Running time: 116 minutes
Director: Guy Ritchie
Based on the 1960s TV show of the same name, The Man from U.N.C.L.E., is a reboot/origin story that shows how a CIA agent and a KGB operative have to team up for the first time in the middle of the Cold War to stop a criminal organization from creating and selling nuclear weapons. So, two very different agents, that don’t get along have to learn to work together to save the world. The plot has a very been there, done that feel, but this movie is not as much about the plot as it is about the style and the brilliant chemistry between the two leads.
In 1963, West Berlin, ex-criminal, now CIA agent, Napoleon Solo is sent to help Gaby Teller, the daughter of a mechanic who is working for a Nazi organization, to cross the Berlin Wall. In this role, Henry Cavill proves that he is much more than just Superman. This is the most charismatic he has ever been. Solo’s suave, sophisticated and confident personality also prove that he could have made a wonderful Bond. And let’s be honest, no one rocks the 60s suits like he does.
However, he is not the only one interested in Gaby. When they are trying to cross the Wall, they realize that Illya Kuryakin, a russian spy, has been following them and is trying to stop them. Armie Hammer, with a pretty good russian accent by the way, stars again in an adaptation of a classic TV show. It didn’t work very well last time with The Lone Ranger but luckily this time, instead of Johnny Depp, he counts with Cavill as his partner and, as I said at the beginning, their amazing chemistry is what really drives this movie.
In the role of Gaby, and after her spectacular portrayal of Ava in Ex-Machina, is Alicia Vikander, who fits perfectly in the group.

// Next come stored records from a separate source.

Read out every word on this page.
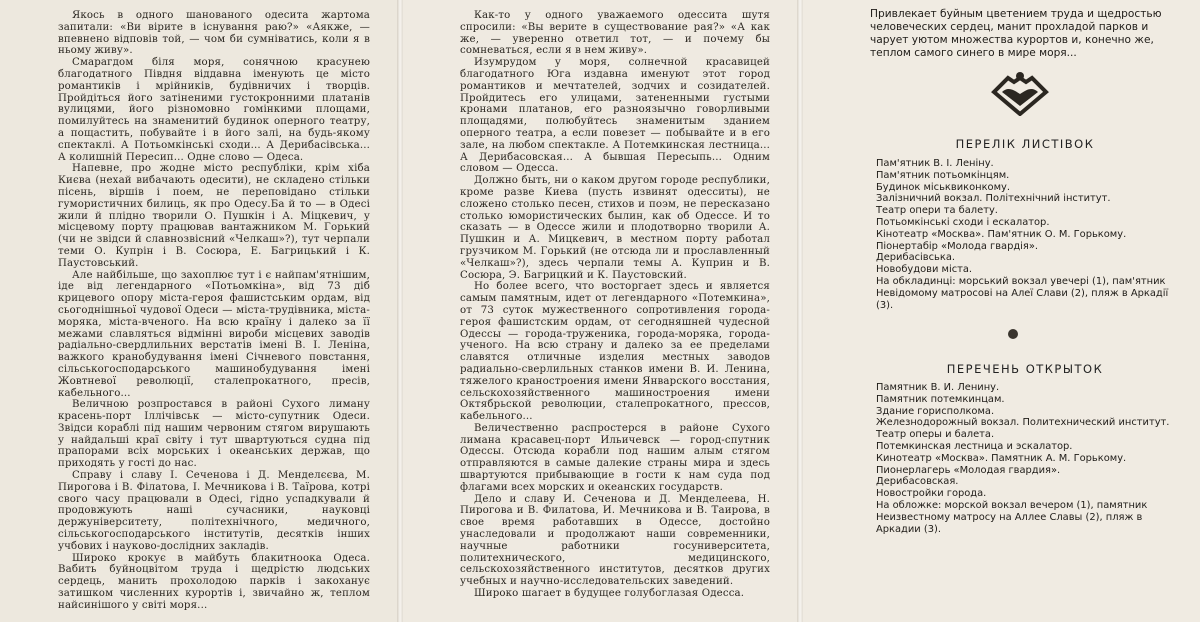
Якось в одного шанованого одесита жартома запитали: «Ви вірите в існування раю?» «Аякже, — впевнено відповів той, — чом би сумніватись, коли я в ньому живу».

Смарагдом біля моря, сонячною красунею благодатного Півдня віддавна іменують це місто романтиків і мрійників, будівничих і творців. Пройдіться його затіненими густокронними платанів вулицями, його різномовно гомінкими площами, помилуйтесь на знаменитий будинок оперного театру, а пощастить, побувайте і в його залі, на будь-якому спектаклі. А Потьомкінські сходи... А Дерибасівська... А колишній Пересип... Одне слово — Одеса.

Напевне, про жодне місто республіки, крім хіба Києва (нехай вибачають одесити), не складено стільки пісень, віршів і поем, не переповідано стільки гумористичних билиць, як про Одесу.Ба й то — в Одесі жили й плідно творили О. Пушкін і А. Міцкевич, у місцевому порту працював вантажником М. Горький (чи не звідси й славнозвісний «Челкаш»?), тут черпали теми О. Купрін і В. Сосюра, Е. Багрицький і К. Паустовський.

Але найбільше, що захоплює тут і є найпам'ятнішим, іде від легендарного «Потьомкіна», від 73 діб крицевого опору міста-героя фашистським ордам, від сьогоднішньої чудової Одеси — міста-трудівника, міста-моряка, міста-вченого. На всю країну і далеко за її межами славляться відмінні вироби місцевих заводів радіально-свердлильних верстатів імені В. І. Леніна, важкого кранобудування імені Січневого повстання, сільськогосподарського машинобудування імені Жовтневої революції, сталепрокатного, пресів, кабельного...

Величною розпростався в районі Сухого лиману красень-порт Іллічівськ — місто-супутник Одеси. Звідси кораблі під нашим червоним стягом вирушають у найдальші краї світу і тут швартуються судна під прапорами всіх морських і океанських держав, що приходять у гості до нас.

Справу і славу І. Сеченова і Д. Менделєєва, М. Пирогова і В. Філатова, І. Мечникова і В. Таїрова, котрі свого часу працювали в Одесі, гідно успадкували й продовжують наші сучасники, науковці держуніверситету, політехнічного, медичного, сільськогосподарського інститутів, десятків інших учбових і науково-дослідних закладів.

Широко крокує в майбуть блакитноока Одеса. Вабить буйноцвітом труда і щедрістю людських сердець, манить прохолодою парків і закоханує затишком численних курортів і, звичайно ж, теплом найсинішого у світі моря...

Как-то у одного уважаемого одессита шутя спросили: «Вы верите в существование рая?» «А как же, — уверенно ответил тот, — и почему бы сомневаться, если я в нем живу».

Изумрудом у моря, солнечной красавицей благодатного Юга издавна именуют этот город романтиков и мечтателей, зодчих и созидателей. Пройдитесь его улицами, затененными густыми кронами платанов, его разноязычно говорливыми площадями, полюбуйтесь знаменитым зданием оперного театра, а если повезет — побывайте и в его зале, на любом спектакле. А Потемкинская лестница... А Дерибасовская... А бывшая Пересыпь... Одним словом — Одесса.

Должно быть, ни о каком другом городе республики, кроме разве Киева (пусть извинят одесситы), не сложено столько песен, стихов и поэм, не пересказано столько юмористических былин, как об Одессе. И то сказать — в Одессе жили и плодотворно творили А. Пушкин и А. Мицкевич, в местном порту работал грузчиком М. Горький (не отсюда ли и прославленный «Челкаш»?), здесь черпали темы А. Куприн и В. Сосюра, Э. Багрицкий и К. Паустовский.

Но более всего, что восторгает здесь и является самым памятным, идет от легендарного «Потемкина», от 73 суток мужественного сопротивления города-героя фашистским ордам, от сегодняшней чудесной Одессы — города-труженика, города-моряка, города-ученого. На всю страну и далеко за ее пределами славятся отличные изделия местных заводов радиально-сверлильных станков имени В. И. Ленина, тяжелого краностроения имени Январского восстания, сельскохозяйственного машиностроения имени Октябрьской революции, сталепрокатного, прессов, кабельного...

Величественно распростерся в районе Сухого лимана красавец-порт Ильичевск — город-спутник Одессы. Отсюда корабли под нашим алым стягом отправляются в самые далекие страны мира и здесь швартуются прибывающие в гости к нам суда под флагами всех морских и океанских государств.

Дело и славу И. Сеченова и Д. Менделеева, Н. Пирогова и В. Филатова, И. Мечникова и В. Таирова, в свое время работавших в Одессе, достойно унаследовали и продолжают наши современники, научные работники госуниверситета, политехнического, медицинского, сельскохозяйственного институтов, десятков других учебных и научно-исследовательских заведений.

Широко шагает в будущее голубоглазая Одесса.

Привлекает буйным цветением труда и щедростью человеческих сердец, манит прохладой парков и чарует уютом множества курортов и, конечно же, теплом самого синего в мире моря...
ПЕРЕЛІК ЛИСТІВОК
Пам'ятник В. І. Леніну.
Пам'ятник потьомкінцям.
Будинок міськвиконкому.
Залізничний вокзал. Політехнічний інститут.
Театр опери та балету.
Потьомкінські сходи і ескалатор.
Кінотеатр «Москва». Пам'ятник О. М. Горькому.
Піонертабір «Молода гвардія».
Дерибасівська.
Новобудови міста.
На обкладинці: морський вокзал увечері (1), пам'ятник Невідомому матросові на Алеї Слави (2), пляж в Аркадії (3).
ПЕРЕЧЕНЬ ОТКРЫТОК
Памятник В. И. Ленину.
Памятник потемкинцам.
Здание горисполкома.
Железнодорожный вокзал. Политехнический институт.
Театр оперы и балета.
Потемкинская лестница и эскалатор.
Кинотеатр «Москва». Памятник А. М. Горькому.
Пионерлагерь «Молодая гвардия».
Дерибасовская.
Новостройки города.
На обложке: морской вокзал вечером (1), памятник Неизвестному матросу на Аллее Славы (2), пляж в Аркадии (3).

She brings out different shades of their personalities and serves as the glue that keeps them together without the need of forcing a love triangle to make it work, as it usually happens.
So the three of them team up and, under-cover, fly to Rome to investigate the leader of this organization, Victoria Vinciguerra. Played by Elizabeth Debicki, Victoria’s motivations are never really clear. It just seems like her whole reason to build a nuclear weapon is simply that she can. Maybe that is all the motivation she needs but I would have liked to see a bit more development there, as well as more from Hugh Grant’s character who was barely in it but added such a nice gravitas to the film every time he was on-screen.
In this day and age where action movies tend to have a convoluted plot, The Man from U.N.C.L.E. is a refreshing simplistic, yet charming portrayal of the old buddy cop formula that exudes style. I am not going to lie, it is not a perfect movie. It can be too campy at times but it is so much fun to watch. It is silly, witty and it doesn’t take itself too seriously but Guy Ritchie’s slick style fits perfectly with the story and the era of the 60s. This year that we have already had Kingsman: The Secret Service, Spy, Mission: Impossible and Spectre is coming up soon, The Man from U.N.C.L.E. will most likely be swallowed up by the genre but it is still a worth watching movie that I just loved and now that the origin story is out of the way, could have a lot of potential for a sequel.